Annual car sales in India are likely to drop for the first time since 2002 in the fiscal year ending March after January sales fell short of expectations, an industry body said.

Car sales, which grew 30 per cent in the year ending March 2011, posted their first monthly fall in three years last July as high financing and running costs deterred buyers.

"The car industry is too sensitive to interest rates, and we don't see interest rates coming down quickly," Vishnu Mathur, director general of the Society of Indian Automobile Manufacturers (SIAM), told reporters on Wednesday.

"Unless sales grow in February-March at 10 to 12 per cent, which is unlikely, the industry will miss the sales projection," he said, referring to its forecast for zero to 2 per cent growth.

Indian car sales have risen every year since the fiscal year that ended in March 2002, according to SIAM data.

Car sales rose 7.2 per cent in January from a year earlier, the third consecutive monthly rise, but less than required for automakers to make up for record sales falls in late 2011.

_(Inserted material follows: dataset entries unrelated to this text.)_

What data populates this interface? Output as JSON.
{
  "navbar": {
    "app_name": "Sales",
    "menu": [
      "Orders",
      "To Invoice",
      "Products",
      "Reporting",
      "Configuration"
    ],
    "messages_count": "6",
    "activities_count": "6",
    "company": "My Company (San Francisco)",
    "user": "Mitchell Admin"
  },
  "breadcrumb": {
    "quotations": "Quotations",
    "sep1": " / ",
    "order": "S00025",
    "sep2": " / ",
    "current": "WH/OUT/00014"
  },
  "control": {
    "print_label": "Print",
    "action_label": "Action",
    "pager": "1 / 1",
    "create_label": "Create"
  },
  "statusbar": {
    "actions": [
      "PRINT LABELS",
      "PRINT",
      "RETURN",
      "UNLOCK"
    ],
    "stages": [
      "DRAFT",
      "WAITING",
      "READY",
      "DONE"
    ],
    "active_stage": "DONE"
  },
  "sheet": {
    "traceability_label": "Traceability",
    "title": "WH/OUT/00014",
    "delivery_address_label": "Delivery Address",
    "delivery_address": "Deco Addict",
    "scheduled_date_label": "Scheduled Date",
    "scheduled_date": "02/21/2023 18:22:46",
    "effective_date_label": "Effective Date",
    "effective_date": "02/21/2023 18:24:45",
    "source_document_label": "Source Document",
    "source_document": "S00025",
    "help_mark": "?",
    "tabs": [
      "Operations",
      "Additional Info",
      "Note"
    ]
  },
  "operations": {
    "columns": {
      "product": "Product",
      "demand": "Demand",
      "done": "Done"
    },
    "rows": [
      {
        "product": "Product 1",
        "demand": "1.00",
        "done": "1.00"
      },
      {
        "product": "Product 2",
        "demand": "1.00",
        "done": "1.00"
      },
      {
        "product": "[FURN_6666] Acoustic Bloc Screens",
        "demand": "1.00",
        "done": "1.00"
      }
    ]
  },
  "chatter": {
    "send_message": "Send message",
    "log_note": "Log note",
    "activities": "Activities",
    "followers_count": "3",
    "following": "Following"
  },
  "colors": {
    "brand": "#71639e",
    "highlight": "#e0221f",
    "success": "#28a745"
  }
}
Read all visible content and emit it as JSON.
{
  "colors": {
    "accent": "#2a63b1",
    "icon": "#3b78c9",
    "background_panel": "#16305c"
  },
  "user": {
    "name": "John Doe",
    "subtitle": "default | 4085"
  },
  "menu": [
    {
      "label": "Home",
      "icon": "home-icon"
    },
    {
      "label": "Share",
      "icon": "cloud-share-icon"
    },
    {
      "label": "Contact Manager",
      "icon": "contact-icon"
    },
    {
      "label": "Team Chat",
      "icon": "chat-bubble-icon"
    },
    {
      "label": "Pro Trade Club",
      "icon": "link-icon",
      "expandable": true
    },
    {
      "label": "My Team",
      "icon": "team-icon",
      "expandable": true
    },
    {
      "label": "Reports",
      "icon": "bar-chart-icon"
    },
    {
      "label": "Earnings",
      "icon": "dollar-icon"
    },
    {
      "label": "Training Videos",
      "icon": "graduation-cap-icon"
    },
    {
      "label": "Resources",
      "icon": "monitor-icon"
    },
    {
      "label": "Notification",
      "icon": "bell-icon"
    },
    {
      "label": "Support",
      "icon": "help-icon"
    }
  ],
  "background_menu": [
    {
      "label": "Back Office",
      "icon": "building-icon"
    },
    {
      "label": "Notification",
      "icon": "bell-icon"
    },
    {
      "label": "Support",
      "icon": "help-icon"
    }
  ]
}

Sales rose in November and December, offering encouragement to an industry that had experienced four consecutive months of falling sales.

SIAM expects vehicle sales to increase by 11 to 13 per cent in the fiscal year starting on April 1 if the Reserve Bank of India begins to ease interest rates soon. The central bank has raised interest rates 13 times since March 2010 in its battle against stubborn inflation.

"The market has factored in falling sales this year, given how much sentiment has been subdued by high interest rates," said Nikhil Deshpande, auto analyst at PINC Research in Mumbai.

"You won't see substantial growth until rates start coming down, not before March or April, and people begin to get used to the higher petrol prices," Deshpande added.

Tepid January Growth

Automakers sold 196,013 cars last month, SIAM said. Total car sales for the fiscal year to January stood at 1.57 million, down 1.19 per cent from the period a year earlier.

Indian car sales are mainly driven by a rapidly expanding middle class that is typically reliant on loans for purchases.

Many companies have offered large discounts in recent months as well as trade-in deals for motorcycles -- a family vehicle in India -- to tempt first-time buyers.

India's once-soaring sales growth has spurred a slew of global carmakers such as Ford Motor Co and General Motors Co to ramp up their operations in Asia's third-largest economy in search of growth.

A large, young population, low penetration and rising incomes are seen driving long-term car demand in India, and industry executives last month said that the current sales slowdown was a temporary phase.

Market leader Maruti Suzuki, whose sales fell by a record amount in October due to crippling strikes, said sales rose 5.2 per cent in January, its first monthly rise since May.

Maruti, 54.2 per cent owned by Japan's Suzuki Motor, expects its sales to be 11 per cent lower in the current fiscal year, and last month reported a 64 per cent fall in profit for the December quarter, on a 17.4 per cent slide in sales.

Motorcycle sales, which have remained strong over the past year, rose 10.51 per cent to 825,887 last month. The increase is less than SIAM's growth rate forecast of 13 to 15 per cent for the current fiscal year.

Sales of trucks and buses, a key economic indicator, rose 13.5 per cent in January to 69,859.